Komisi II DPR Soroti Kontradiksi Putusan MK Soal Pemilu

Madurapers
Muhammad Rifqinizamy Karsayuda, Wakil Ketua Komisi II DPR RI dari Fraksi Partai NasDem. Ia menyoroti secara tajam Putusan Mahkamah Konstitusi (MK) Nomor 135/PUU-XXII/2024 yang dinilai bertentangan dengan Putusan MK sebelumnya terkait Keserentakan pemilu.
Muhammad Rifqinizamy Karsayuda, Wakil Ketua Komisi II DPR RI dari Fraksi Partai NasDem. Ia menyoroti secara tajam Putusan Mahkamah Konstitusi (MK) Nomor 135/PUU-XXII/2024 yang dinilai bertentangan dengan Putusan MK sebelumnya terkait Keserentakan pemilu.(Foto: Media Indonesia, 2025)

Jakarta – Wakil Ketua Komisi II DPR RI, Muhammad Rifqinizamy Karsayuda, menilai Putusan Mahkamah Konstitusi (MK) Nomor 135/PUU-XXII/2024 bertentangan dengan putusan MK sebelumnya terkait keserentakan pemilu.
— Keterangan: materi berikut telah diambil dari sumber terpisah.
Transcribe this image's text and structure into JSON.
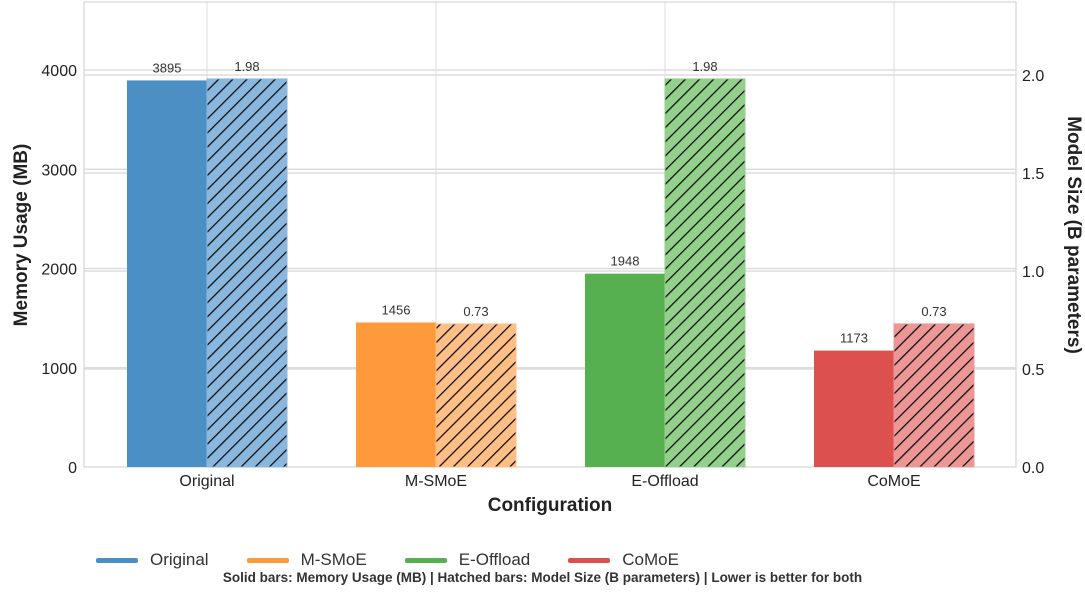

Dalam keterangannya yang dikutip dari Parlementaria, ia menyebut putusan baru itu mengaburkan arah sistem pemilu nasional, Selasa (01/07/2025).
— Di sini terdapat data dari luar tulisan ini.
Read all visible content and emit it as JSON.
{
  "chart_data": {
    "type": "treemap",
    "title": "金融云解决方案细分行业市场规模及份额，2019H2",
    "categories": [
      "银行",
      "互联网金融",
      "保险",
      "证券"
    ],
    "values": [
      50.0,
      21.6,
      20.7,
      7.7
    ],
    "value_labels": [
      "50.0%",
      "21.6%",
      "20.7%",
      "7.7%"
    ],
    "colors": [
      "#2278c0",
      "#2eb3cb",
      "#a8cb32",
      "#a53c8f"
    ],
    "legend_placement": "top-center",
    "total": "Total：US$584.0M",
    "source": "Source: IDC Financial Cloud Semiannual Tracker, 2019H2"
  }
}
Rifqi membandingkan putusan baru MK dengan Putusan MK Nomor 55/PUU-XVII/2019 yang memberi ruang kepada pembentuk undang-undang untuk memilih model keserentakan. “Putusan MK kali ini terasa kontradiktif jika dibandingkan dengan putusan sebelumnya, terutama Putusan MK Nomor 55/PUU-XVII/2019 yang memberikan ruang bagi pembentuk undang-undang untuk memilih satu dari enam model keserentakan pemilu. Tapi sekarang, MK justru menetapkan sendiri satu model, yaitu pemilu pusat dan pemilu lokal yang dipisahkan,” tegasnya.

Menurut Rifqi, MK seharusnya hanya menguji konstitusionalitas norma, bukan menciptakan norma baru. Ia juga mengingatkan bahwa model keserentakan sudah diterapkan dalam Pemilu 2024 dengan tetap mematuhi sistem demokrasi.
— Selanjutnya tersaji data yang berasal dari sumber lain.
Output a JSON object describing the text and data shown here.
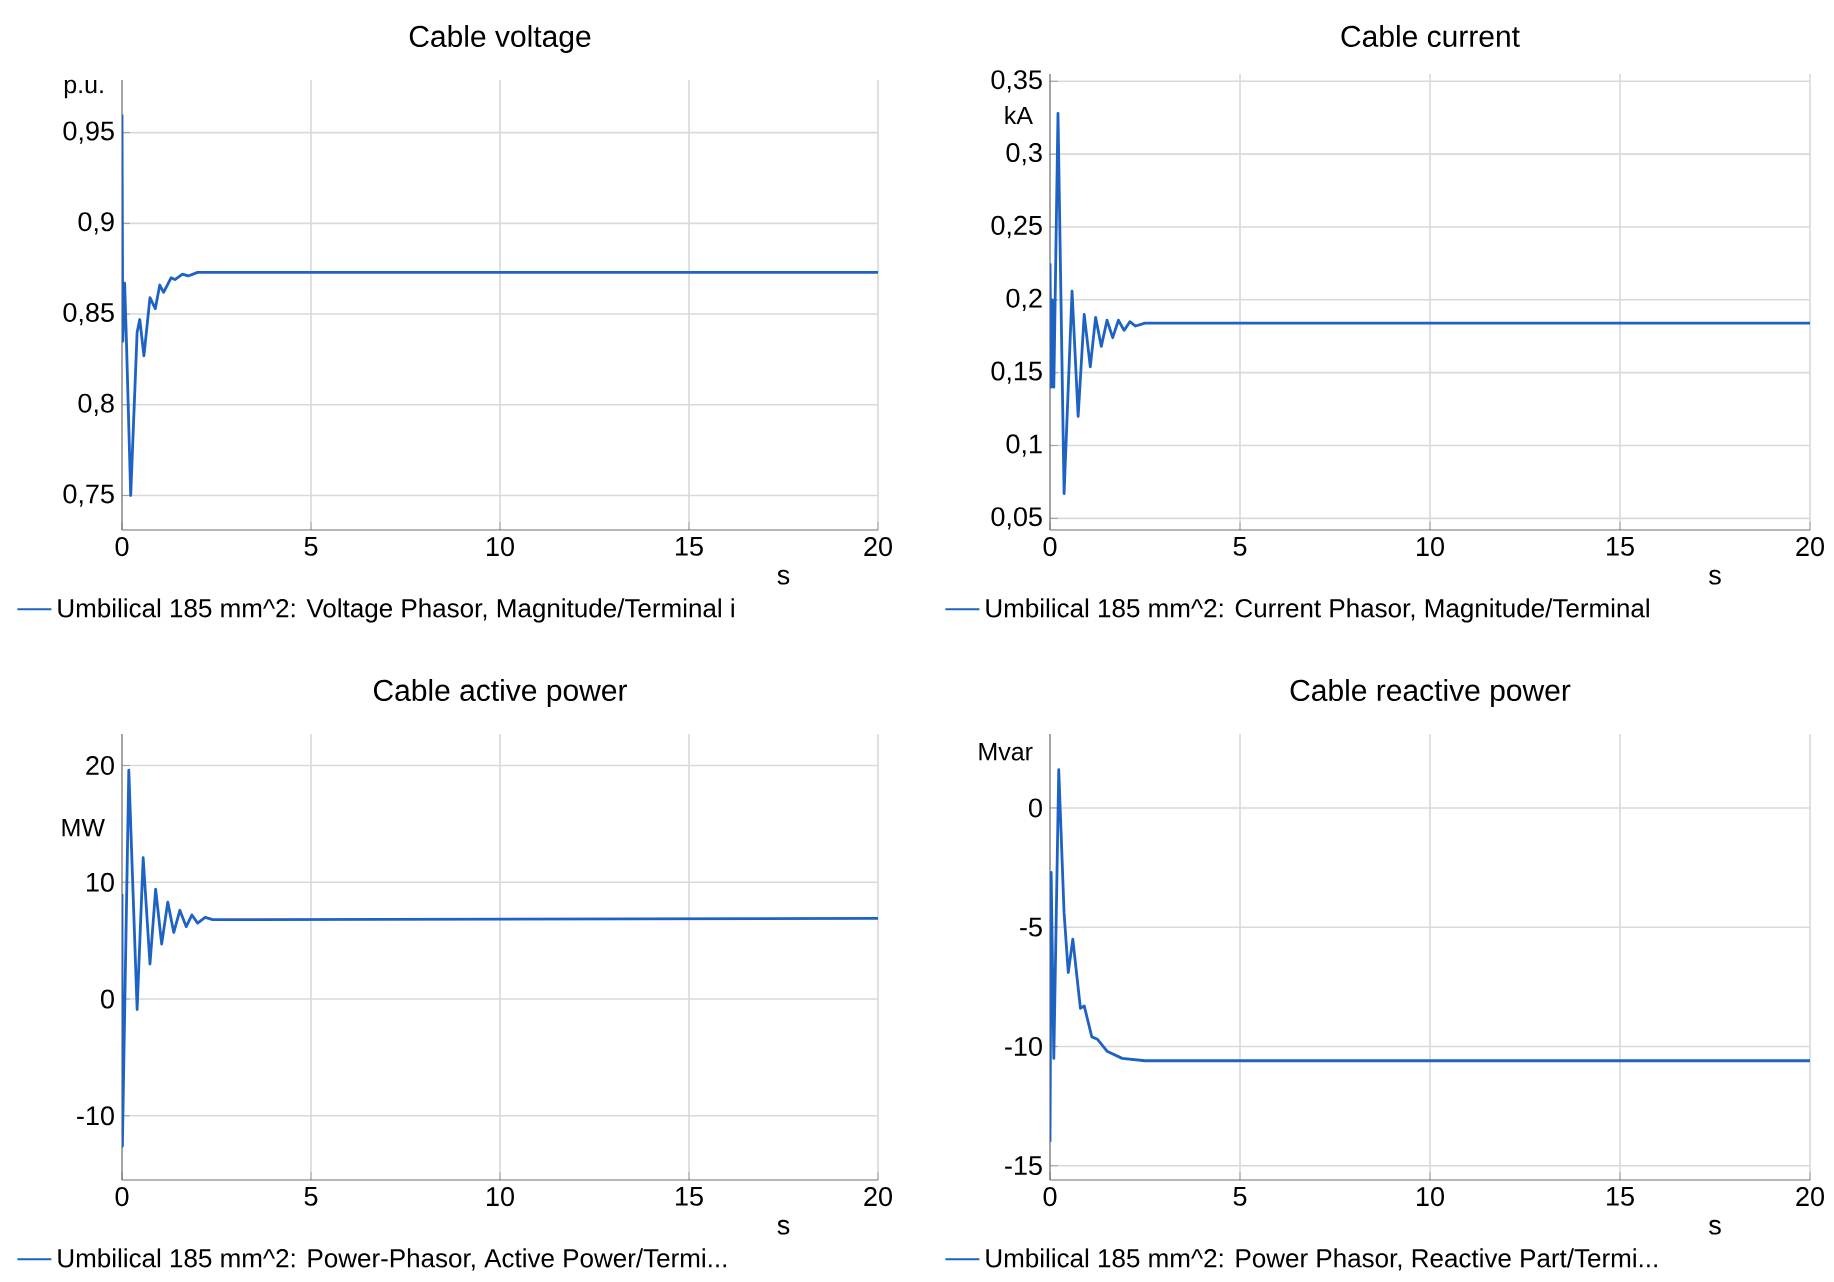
{
  "chart_data": [
    {
      "type": "line",
      "title": "Cable voltage",
      "xlabel": "s",
      "ylabel": "p.u.",
      "grid": true,
      "legend": "bottom",
      "xlim": [
        0,
        20
      ],
      "xticks": [
        0,
        5,
        10,
        15,
        20
      ],
      "ylim": [
        0.731,
        0.979
      ],
      "yticks": [
        {
          "value": 0.75,
          "label": "0,75"
        },
        {
          "value": 0.8,
          "label": "0,8"
        },
        {
          "value": 0.85,
          "label": "0,85"
        },
        {
          "value": 0.9,
          "label": "0,9"
        },
        {
          "value": 0.95,
          "label": "0,95"
        }
      ],
      "x": [
        0,
        0.02,
        0.07,
        0.12,
        0.23,
        0.4,
        0.47,
        0.58,
        0.74,
        0.88,
        1.0,
        1.1,
        1.3,
        1.4,
        1.6,
        1.75,
        2.0,
        2.5,
        20
      ],
      "series": [
        {
          "name": "Umbilical 185 mm^2: Voltage Phasor, Magnitude/Terminal i",
          "color": "#1e63c4",
          "values": [
            0.96,
            0.835,
            0.867,
            0.833,
            0.75,
            0.84,
            0.847,
            0.827,
            0.859,
            0.853,
            0.866,
            0.862,
            0.87,
            0.869,
            0.872,
            0.871,
            0.873,
            0.873,
            0.873
          ]
        }
      ]
    },
    {
      "type": "line",
      "title": "Cable current",
      "xlabel": "s",
      "ylabel": "kA",
      "grid": true,
      "legend": "bottom",
      "xlim": [
        0,
        20
      ],
      "xticks": [
        0,
        5,
        10,
        15,
        20
      ],
      "ylim": [
        0.042,
        0.355
      ],
      "yticks": [
        {
          "value": 0.05,
          "label": "0,05"
        },
        {
          "value": 0.1,
          "label": "0,1"
        },
        {
          "value": 0.15,
          "label": "0,15"
        },
        {
          "value": 0.2,
          "label": "0,2"
        },
        {
          "value": 0.25,
          "label": "0,25"
        },
        {
          "value": 0.3,
          "label": "0,3"
        },
        {
          "value": 0.35,
          "label": "0,35"
        }
      ],
      "x": [
        0,
        0.03,
        0.06,
        0.1,
        0.21,
        0.37,
        0.58,
        0.74,
        0.9,
        1.06,
        1.2,
        1.35,
        1.5,
        1.65,
        1.8,
        1.95,
        2.1,
        2.25,
        2.5,
        20
      ],
      "series": [
        {
          "name": "Umbilical 185 mm^2: Current Phasor, Magnitude/Terminal",
          "color": "#1e63c4",
          "values": [
            0.225,
            0.14,
            0.2,
            0.14,
            0.328,
            0.067,
            0.206,
            0.12,
            0.19,
            0.154,
            0.188,
            0.168,
            0.186,
            0.174,
            0.186,
            0.179,
            0.185,
            0.182,
            0.184,
            0.184
          ]
        }
      ]
    },
    {
      "type": "line",
      "title": "Cable active power",
      "xlabel": "s",
      "ylabel": "MW",
      "grid": true,
      "legend": "bottom",
      "xlim": [
        0,
        20
      ],
      "xticks": [
        0,
        5,
        10,
        15,
        20
      ],
      "ylim": [
        -15.5,
        22.7
      ],
      "yticks": [
        -10,
        0,
        10,
        20
      ],
      "x": [
        0,
        0.01,
        0.18,
        0.4,
        0.56,
        0.74,
        0.89,
        1.05,
        1.21,
        1.37,
        1.53,
        1.7,
        1.85,
        2.0,
        2.2,
        2.4,
        20
      ],
      "series": [
        {
          "name": "Umbilical 185 mm^2: Power-Phasor, Active Power/Termi...",
          "color": "#1e63c4",
          "values": [
            9,
            -12.6,
            19.6,
            -0.9,
            12.1,
            3,
            9.4,
            4.7,
            8.3,
            5.7,
            7.6,
            6.2,
            7.2,
            6.5,
            7.0,
            6.8,
            6.9
          ]
        }
      ]
    },
    {
      "type": "line",
      "title": "Cable reactive power",
      "xlabel": "s",
      "ylabel": "Mvar",
      "grid": true,
      "legend": "bottom",
      "xlim": [
        0,
        20
      ],
      "xticks": [
        0,
        5,
        10,
        15,
        20
      ],
      "ylim": [
        -15.6,
        3.1
      ],
      "yticks": [
        -15,
        -10,
        -5,
        0
      ],
      "x": [
        0,
        0.03,
        0.1,
        0.23,
        0.37,
        0.48,
        0.6,
        0.8,
        0.9,
        1.1,
        1.25,
        1.5,
        1.9,
        2.5,
        3,
        20
      ],
      "series": [
        {
          "name": "Umbilical 185 mm^2: Power Phasor, Reactive Part/Termi...",
          "color": "#1e63c4",
          "values": [
            -14,
            -2.7,
            -10.5,
            1.6,
            -4.4,
            -6.9,
            -5.5,
            -8.4,
            -8.3,
            -9.6,
            -9.7,
            -10.2,
            -10.5,
            -10.6,
            -10.6,
            -10.6
          ]
        }
      ]
    }
  ]
}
Ia menilai putusan MK menghilangkan prinsip open legal policy yang seharusnya menjadi wewenang DPR dan pemerintah. “Pemilu 2029 masih jauh dan revisi UU Pemilu belum dilakukan. Tapi MK justru menetapkan model pemilu nasional dan lokal dengan jeda waktu dua hingga dua setengah tahun. Ini bukan lagi open legal policy yang diberikan kepada DPR dan pemerintah,” ujarnya.

Rifqi juga menyoroti pentingnya memahami kembali landasan konstitusional dalam Pasal 18 ayat (4) UUD 1945. Ia menekankan bahwa frasa “dipilih secara demokratis” tidak secara eksplisit merujuk pada pemilihan umum.